As previously communicated to you, Belden proposes to acquire 100% of the fully-diluted outstanding Digi common shares for a price of $13.82 per share in cash at closing. This price represents a 35% premium over Digi’s trailing one month volume-weighted average price (“VWAP”), a 37% premium over Digi’s trailing thirty-six month VWAP and a 25% premium over Digi’s share price of $11.05 on Thursday, November 10, 2016. The offer represents an implied enterprise value of $242 million, representing a premium of 54% to Digi’s enterprise value of approximately $158 million on Thursday, November 10, 2016 and a 10x EBITDA multiple based on EBITDA of $24 million implied by the high end of guidance provided by Digi to its shareholders on October 27, 2016. We believe the proposal recognizes the significant strategic value of a combination of Digi with Belden and reflects a significant premium to the value that Digi could achieve on a standalone basis.

The acquisition would be fully funded with existing cash reserves. Therefore, the transaction would not be subject to any financing contingencies.

Given our knowledge of Digi and our historical collaboration, we are prepared to swiftly complete confirmatory due diligence and negotiate a mutually acceptable definitive agreement in parallel with due diligence. Closing the proposed transaction would be subject to the receipt of standard regulatory approvals, such as Hart-Scott-Rodino anti-trust filing requirements, and any required shareholder approvals. We have engaged Guggenheim Securities as our financial advisor and Lewis Rice as our legal advisor to assist us in this transaction.

As we have continually communicated, we stand ready to work with you to bring this value-enhancing transaction to fruition.
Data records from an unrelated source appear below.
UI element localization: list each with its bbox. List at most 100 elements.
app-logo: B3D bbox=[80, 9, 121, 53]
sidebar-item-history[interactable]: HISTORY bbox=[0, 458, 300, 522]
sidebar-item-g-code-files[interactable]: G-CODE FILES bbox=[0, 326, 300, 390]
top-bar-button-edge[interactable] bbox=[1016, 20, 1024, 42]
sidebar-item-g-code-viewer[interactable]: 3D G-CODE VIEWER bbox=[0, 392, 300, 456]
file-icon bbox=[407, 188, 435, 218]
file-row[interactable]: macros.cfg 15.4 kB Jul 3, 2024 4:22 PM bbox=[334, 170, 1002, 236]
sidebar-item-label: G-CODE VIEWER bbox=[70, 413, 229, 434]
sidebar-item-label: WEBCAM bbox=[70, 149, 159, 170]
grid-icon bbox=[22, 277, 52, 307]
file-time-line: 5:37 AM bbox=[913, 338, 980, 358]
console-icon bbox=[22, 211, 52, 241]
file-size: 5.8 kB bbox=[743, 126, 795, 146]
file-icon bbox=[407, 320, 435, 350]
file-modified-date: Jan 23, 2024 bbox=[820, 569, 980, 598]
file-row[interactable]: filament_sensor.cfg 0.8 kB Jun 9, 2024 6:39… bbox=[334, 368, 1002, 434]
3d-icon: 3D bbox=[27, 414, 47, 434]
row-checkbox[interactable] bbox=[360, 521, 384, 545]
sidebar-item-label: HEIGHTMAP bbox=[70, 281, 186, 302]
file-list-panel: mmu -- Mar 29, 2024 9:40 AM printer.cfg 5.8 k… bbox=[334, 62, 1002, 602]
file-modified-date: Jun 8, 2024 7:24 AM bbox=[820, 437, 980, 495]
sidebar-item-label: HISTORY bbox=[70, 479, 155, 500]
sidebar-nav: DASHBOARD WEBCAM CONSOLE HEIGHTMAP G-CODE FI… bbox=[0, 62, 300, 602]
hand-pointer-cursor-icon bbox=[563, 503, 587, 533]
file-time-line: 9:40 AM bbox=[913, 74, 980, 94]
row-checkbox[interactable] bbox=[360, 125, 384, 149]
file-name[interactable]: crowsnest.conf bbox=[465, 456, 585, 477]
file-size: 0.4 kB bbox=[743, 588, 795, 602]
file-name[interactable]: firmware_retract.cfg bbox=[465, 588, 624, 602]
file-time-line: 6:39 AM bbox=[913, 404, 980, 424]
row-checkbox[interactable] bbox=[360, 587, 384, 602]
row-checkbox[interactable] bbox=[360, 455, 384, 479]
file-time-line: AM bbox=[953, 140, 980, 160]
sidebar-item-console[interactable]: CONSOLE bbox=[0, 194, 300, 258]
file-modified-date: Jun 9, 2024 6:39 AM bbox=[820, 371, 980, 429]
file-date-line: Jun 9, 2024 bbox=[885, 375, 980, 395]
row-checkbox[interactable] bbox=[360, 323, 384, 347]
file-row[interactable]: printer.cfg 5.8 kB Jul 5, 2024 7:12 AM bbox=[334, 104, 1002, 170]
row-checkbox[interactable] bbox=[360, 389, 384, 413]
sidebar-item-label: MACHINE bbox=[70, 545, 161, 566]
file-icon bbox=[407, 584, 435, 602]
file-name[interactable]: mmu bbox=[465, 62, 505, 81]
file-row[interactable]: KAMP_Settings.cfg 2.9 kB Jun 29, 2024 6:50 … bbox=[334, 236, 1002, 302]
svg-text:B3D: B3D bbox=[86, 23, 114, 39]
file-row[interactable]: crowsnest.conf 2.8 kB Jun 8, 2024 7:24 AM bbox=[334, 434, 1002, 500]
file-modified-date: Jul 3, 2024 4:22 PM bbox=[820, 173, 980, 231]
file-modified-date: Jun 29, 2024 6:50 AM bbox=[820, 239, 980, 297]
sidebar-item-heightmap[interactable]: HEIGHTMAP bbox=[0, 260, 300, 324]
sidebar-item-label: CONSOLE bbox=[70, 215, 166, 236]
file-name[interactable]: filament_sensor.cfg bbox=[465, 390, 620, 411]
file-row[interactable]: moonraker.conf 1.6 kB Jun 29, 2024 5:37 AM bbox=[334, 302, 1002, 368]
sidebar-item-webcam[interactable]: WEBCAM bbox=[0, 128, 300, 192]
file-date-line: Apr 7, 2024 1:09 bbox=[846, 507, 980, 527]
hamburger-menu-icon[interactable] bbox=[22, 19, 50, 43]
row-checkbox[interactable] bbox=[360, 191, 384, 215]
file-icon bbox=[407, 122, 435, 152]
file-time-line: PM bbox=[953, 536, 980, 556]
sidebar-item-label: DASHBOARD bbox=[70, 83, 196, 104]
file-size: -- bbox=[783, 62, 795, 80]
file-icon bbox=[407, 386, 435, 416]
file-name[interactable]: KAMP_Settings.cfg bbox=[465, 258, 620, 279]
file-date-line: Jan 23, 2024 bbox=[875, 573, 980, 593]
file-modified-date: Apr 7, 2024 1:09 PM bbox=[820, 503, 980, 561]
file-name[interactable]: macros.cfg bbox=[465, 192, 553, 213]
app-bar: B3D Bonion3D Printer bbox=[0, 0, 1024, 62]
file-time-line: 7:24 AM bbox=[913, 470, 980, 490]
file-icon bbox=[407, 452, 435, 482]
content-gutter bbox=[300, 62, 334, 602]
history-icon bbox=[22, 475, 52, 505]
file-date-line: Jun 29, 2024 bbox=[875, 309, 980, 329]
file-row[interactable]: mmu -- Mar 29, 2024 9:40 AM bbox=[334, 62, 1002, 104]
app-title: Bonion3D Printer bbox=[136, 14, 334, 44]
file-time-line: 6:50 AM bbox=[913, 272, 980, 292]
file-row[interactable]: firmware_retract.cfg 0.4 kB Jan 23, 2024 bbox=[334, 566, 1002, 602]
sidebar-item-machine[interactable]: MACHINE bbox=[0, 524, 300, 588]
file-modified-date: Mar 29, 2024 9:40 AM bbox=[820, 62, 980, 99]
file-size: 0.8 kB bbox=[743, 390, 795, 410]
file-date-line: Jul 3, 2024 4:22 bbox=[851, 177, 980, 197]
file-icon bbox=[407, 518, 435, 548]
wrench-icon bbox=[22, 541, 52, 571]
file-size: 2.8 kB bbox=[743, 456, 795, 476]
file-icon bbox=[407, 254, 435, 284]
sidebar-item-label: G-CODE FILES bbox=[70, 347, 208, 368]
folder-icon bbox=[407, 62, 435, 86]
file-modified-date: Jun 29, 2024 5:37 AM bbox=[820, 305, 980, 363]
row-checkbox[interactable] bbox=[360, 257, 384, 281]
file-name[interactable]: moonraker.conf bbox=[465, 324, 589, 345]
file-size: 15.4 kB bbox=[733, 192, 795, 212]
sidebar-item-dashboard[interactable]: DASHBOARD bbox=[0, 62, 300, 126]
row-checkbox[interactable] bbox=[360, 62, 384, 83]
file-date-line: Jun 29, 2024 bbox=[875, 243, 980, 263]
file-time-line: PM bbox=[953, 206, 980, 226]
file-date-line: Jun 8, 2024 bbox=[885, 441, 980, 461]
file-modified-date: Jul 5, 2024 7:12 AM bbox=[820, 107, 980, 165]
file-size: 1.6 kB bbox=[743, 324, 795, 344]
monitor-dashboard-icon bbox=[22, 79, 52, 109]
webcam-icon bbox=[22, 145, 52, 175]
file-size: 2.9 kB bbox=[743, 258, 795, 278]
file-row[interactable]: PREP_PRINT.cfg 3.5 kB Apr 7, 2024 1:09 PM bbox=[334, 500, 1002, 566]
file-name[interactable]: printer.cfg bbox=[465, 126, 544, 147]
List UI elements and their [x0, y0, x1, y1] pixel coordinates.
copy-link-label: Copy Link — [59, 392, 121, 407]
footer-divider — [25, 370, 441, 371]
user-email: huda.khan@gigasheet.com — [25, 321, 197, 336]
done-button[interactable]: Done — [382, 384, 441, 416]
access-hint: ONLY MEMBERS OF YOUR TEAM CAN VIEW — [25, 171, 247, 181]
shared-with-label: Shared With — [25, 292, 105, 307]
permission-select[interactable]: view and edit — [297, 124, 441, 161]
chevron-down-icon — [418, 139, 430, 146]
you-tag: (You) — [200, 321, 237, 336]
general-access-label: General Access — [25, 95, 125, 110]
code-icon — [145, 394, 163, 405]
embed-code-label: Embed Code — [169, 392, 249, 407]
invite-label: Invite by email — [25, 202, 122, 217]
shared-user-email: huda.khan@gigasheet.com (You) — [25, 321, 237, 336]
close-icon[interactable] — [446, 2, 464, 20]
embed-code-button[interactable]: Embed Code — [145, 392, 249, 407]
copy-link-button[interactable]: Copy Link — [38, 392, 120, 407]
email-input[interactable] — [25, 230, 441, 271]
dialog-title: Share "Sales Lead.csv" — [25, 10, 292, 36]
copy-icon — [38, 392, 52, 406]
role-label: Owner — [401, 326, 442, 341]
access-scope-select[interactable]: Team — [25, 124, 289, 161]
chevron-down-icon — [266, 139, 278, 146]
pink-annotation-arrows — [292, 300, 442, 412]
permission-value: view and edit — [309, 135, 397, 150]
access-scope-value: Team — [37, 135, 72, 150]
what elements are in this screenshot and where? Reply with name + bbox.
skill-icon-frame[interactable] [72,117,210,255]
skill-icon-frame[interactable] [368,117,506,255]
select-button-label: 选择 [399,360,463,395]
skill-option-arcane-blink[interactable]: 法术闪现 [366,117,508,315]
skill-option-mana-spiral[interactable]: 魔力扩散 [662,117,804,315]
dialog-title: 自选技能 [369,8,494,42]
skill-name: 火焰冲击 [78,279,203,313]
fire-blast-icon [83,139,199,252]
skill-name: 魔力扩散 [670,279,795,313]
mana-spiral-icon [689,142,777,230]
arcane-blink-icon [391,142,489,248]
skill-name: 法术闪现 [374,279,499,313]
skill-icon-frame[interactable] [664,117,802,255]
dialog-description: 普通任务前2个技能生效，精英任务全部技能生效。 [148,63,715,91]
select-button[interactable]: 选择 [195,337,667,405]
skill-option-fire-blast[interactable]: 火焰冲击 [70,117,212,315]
Our senior management team and advisors are prepared to meet with you and your representatives at any time to discuss the proposal in more detail.

We look forward to your prompt and favorable reply.

Yours sincerely,

John StroupPresident and Chief Executive Officer

This Proposal is neither a legally enforceable contract nor a binding offer to enter into a contract. It does not contain all matters upon which agreement must be reached for any proposed transaction and does not constitute an offer or commitment on our part to submit a definitive proposal at a future time. A binding agreement will result only from the execution of a definitive written agreement not yet negotiated or executed by the parties.